Over reacting? I have no idea. But you would be a fool to exist here and not be tuned into what is going on. But what precautions can I take? If a truck load of anything goes off in this narrow street it’s all over. So I shouldn’t sweat something I have no control over. And I don’t. I am very sanguine about that. But I still see and hear things and wonder what is going on. Why were four men standing on the top balcony over the road, crouching a little and intently focused on something in the distance. It may well have been Bathsheba. But I still see them half hidden and understand their focused body language. Around here everybody is watching. Watching. And watching. Even me.
The suburb is still and cold. I have the window open and enjoy the chilled air washing over me. A dogs scrappy bark drifts in with it. A car moves around the corner and I listen to it and judge its not planning on stopping at the neighbours. At least the open window will help with any pressure differentiation but there is way too much glass in that window. I stack all the extra pillows on my bed in the space where another person might lie. They are none of your nancy pancy first world soft for yer bum pillows. These are soviet soldier tough kapok things that might not stop a bullet but may well help in a shower of shrapnel. Or not. You do what you can and try to sleep.
Footsteps clip up the street and men’s voices carry up on the dark air. It gets the dogs barking. The footsteps fade away and the mongrels settle down and all is still for a few minutes. I gaze at the strip of night sky and think lonely thoughts until the faint beat of a chopper catches my ear. I hear it throb off to the north and die away. Minutes stagger to stall and I wonder if I will drift off and I catch another chopper. This one thrashes in low over the house and I watch its lights come and go. Unusual, the military ones were never lit in Baghdad and they were whisper quiet. Sometimes you never heard them, only caught their bat like shadows in the night sky as they came and went from their lair. One chopper, and hidden in the noise and throb of its passing I know there is always a second. One medical, the other baring its teeth. Sure enough it follows and then they are gone, to the hospital just down the road. Which I have also discovered is next door to the US Embassy. Any distance to the US Embassy is too close.

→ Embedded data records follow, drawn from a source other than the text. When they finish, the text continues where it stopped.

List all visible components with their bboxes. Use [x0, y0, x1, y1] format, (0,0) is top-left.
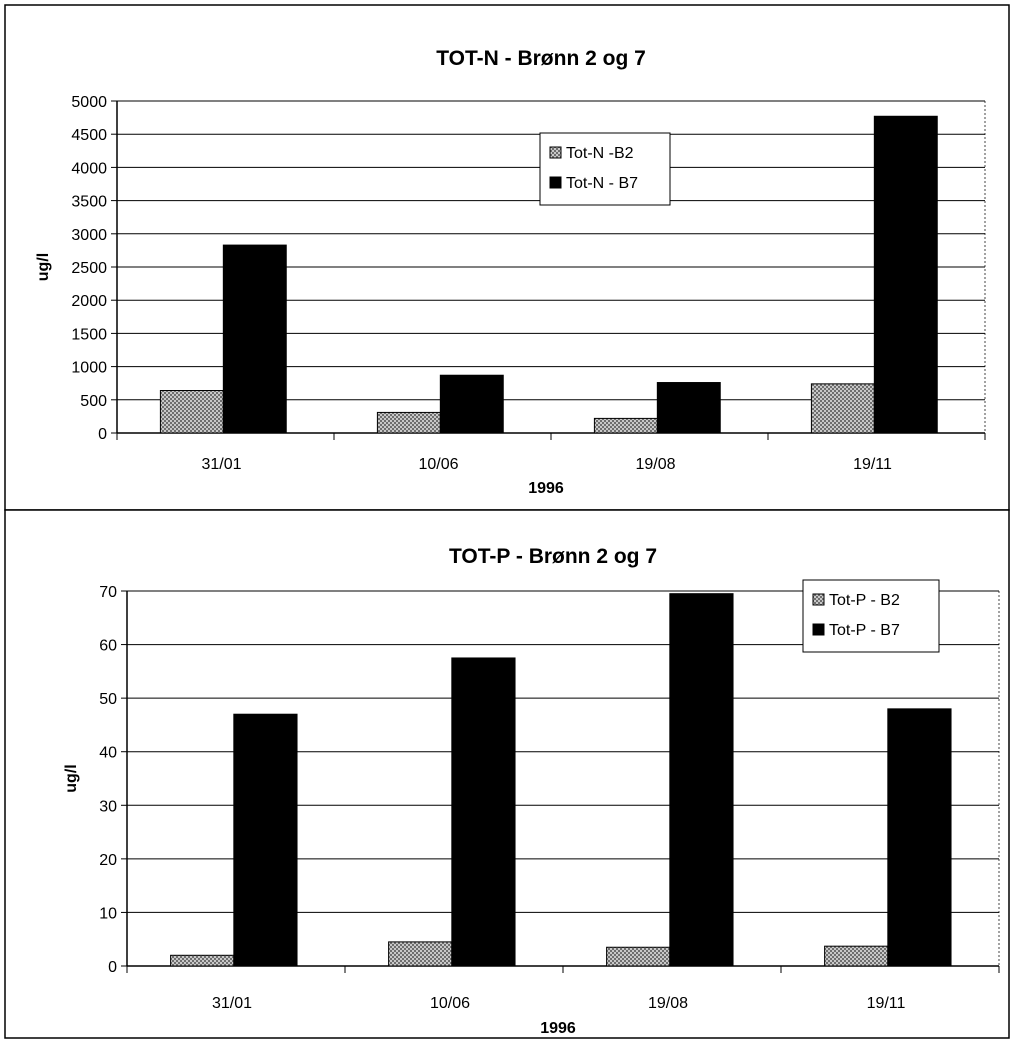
y-tick-label: 3500	[71, 194, 107, 211]
chart-1: 0 10 20 30 40 50 60 70 31/01 10/06 19/08 19/11 TOT-P…	[4, 509, 1010, 1039]
y-tick-label: 1000	[71, 360, 107, 377]
y-axis-label: ug/l	[63, 764, 80, 792]
bar-b2-10-06	[388, 941, 453, 967]
bar-b2-10-06	[376, 411, 441, 434]
bar-b2-31-01	[159, 390, 224, 434]
x-axis-label: 1996	[528, 480, 564, 497]
bar-b2-19-08	[593, 417, 658, 434]
x-tick-label: 19/11	[867, 995, 906, 1012]
bar-b2-19-11	[824, 945, 889, 967]
bar-b7-10-06	[451, 657, 516, 967]
chart-panel-border	[4, 4, 1010, 511]
y-tick-label: 0	[108, 959, 117, 976]
x-axis-label: 1996	[540, 1020, 576, 1037]
y-tick-label: 10	[99, 905, 117, 922]
x-tick-label: 19/11	[853, 456, 892, 473]
y-tick-label: 2500	[71, 260, 107, 277]
legend-label: Tot-N -B2	[566, 145, 634, 162]
legend-box	[802, 579, 940, 653]
bar-b7-19-11	[887, 708, 952, 967]
y-tick-label: 70	[99, 584, 117, 601]
x-tick-label: 10/06	[418, 456, 458, 473]
y-axis-label: ug/l	[35, 253, 52, 281]
y-tick-label: 1500	[71, 326, 107, 343]
legend-label: Tot-P - B2	[829, 592, 900, 609]
bar-b2-19-08	[606, 946, 671, 967]
legend-label: Tot-P - B7	[829, 622, 900, 639]
bar-b2-31-01	[170, 954, 235, 967]
legend-swatch	[812, 593, 825, 606]
y-tick-label: 2000	[71, 293, 107, 310]
chart-0: 0 500 1000 1500 2000 2500 3000 3500 4000 4500 5000…	[4, 4, 1010, 511]
x-tick-label: 19/08	[648, 995, 688, 1012]
y-tick-label: 50	[99, 691, 117, 708]
x-tick-label: 19/08	[635, 456, 675, 473]
x-tick-label: 31/01	[201, 456, 241, 473]
legend-label: Tot-N - B7	[566, 175, 638, 192]
y-tick-label: 0	[98, 426, 107, 443]
legend: Tot-P - B2 Tot-P - B7	[802, 579, 940, 653]
bar-b7-19-08	[669, 593, 734, 967]
bar-b2-19-11	[810, 383, 875, 434]
legend-swatch	[812, 623, 825, 636]
y-tick-label: 5000	[71, 94, 107, 111]
y-tick-label: 4500	[71, 127, 107, 144]
y-tick-label: 40	[99, 745, 117, 762]
y-tick-label: 20	[99, 852, 117, 869]
legend-swatch	[549, 176, 562, 189]
legend-box	[539, 132, 671, 206]
y-tick-label: 60	[99, 638, 117, 655]
bar-b7-10-06	[439, 374, 504, 434]
y-tick-label: 500	[80, 393, 107, 410]
bar-b7-31-01	[233, 713, 298, 967]
chart-title: TOT-N - Brønn 2 og 7	[436, 47, 646, 70]
bar-b7-19-08	[656, 382, 721, 434]
legend: Tot-N -B2 Tot-N - B7	[539, 132, 671, 206]
y-tick-label: 30	[99, 798, 117, 815]
chart-title: TOT-P - Brønn 2 og 7	[449, 545, 657, 568]
x-tick-label: 10/06	[430, 995, 470, 1012]
legend-swatch	[549, 146, 562, 159]
y-tick-label: 4000	[71, 160, 107, 177]
bar-b7-19-11	[873, 115, 938, 434]
bar-b7-31-01	[222, 244, 287, 434]
y-tick-label: 3000	[71, 227, 107, 244]
x-tick-label: 31/01	[212, 995, 252, 1012]
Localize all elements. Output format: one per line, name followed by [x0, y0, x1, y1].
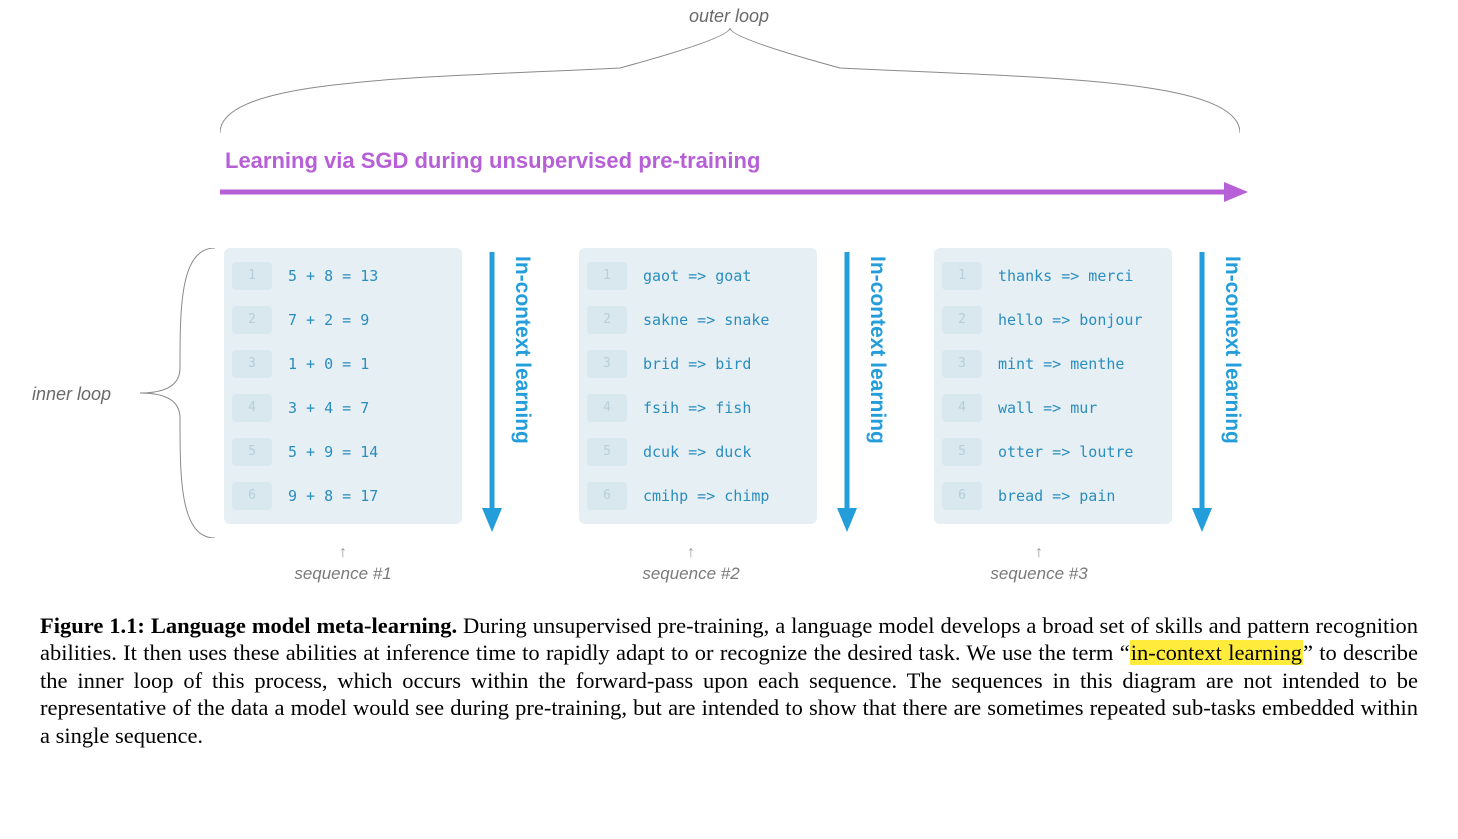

The night closes in and the silence fills up. I smile to myself as from a very far distance the signature sound of a C130 is faintly carried to me through the cool air. It lands and pull ups, then throttles back a couple of its engines (I always fancied that was the sound of the aircraft sighing with relief) as it taxies to its stand. I wonder what is coming in at this hour. I hear another a few minutes later, as it labours into the night then it faintly drones into nothing. All goes quiet again. A car swishes up the street and I follow it the whole way. Pause. A crump? Was it a crump? Or the sound of the blood in my ears. It was crump. Someone is having a bad night and insomnia will be the least of their worries. Motorbike rattles to a stop, then keeps going. I lie in the dark and imagine the unseen cloud of smoke he is producing and guess there are no lights. A solitary rider on the empty streets of Kabul. I think lonely thoughts. In Kabul.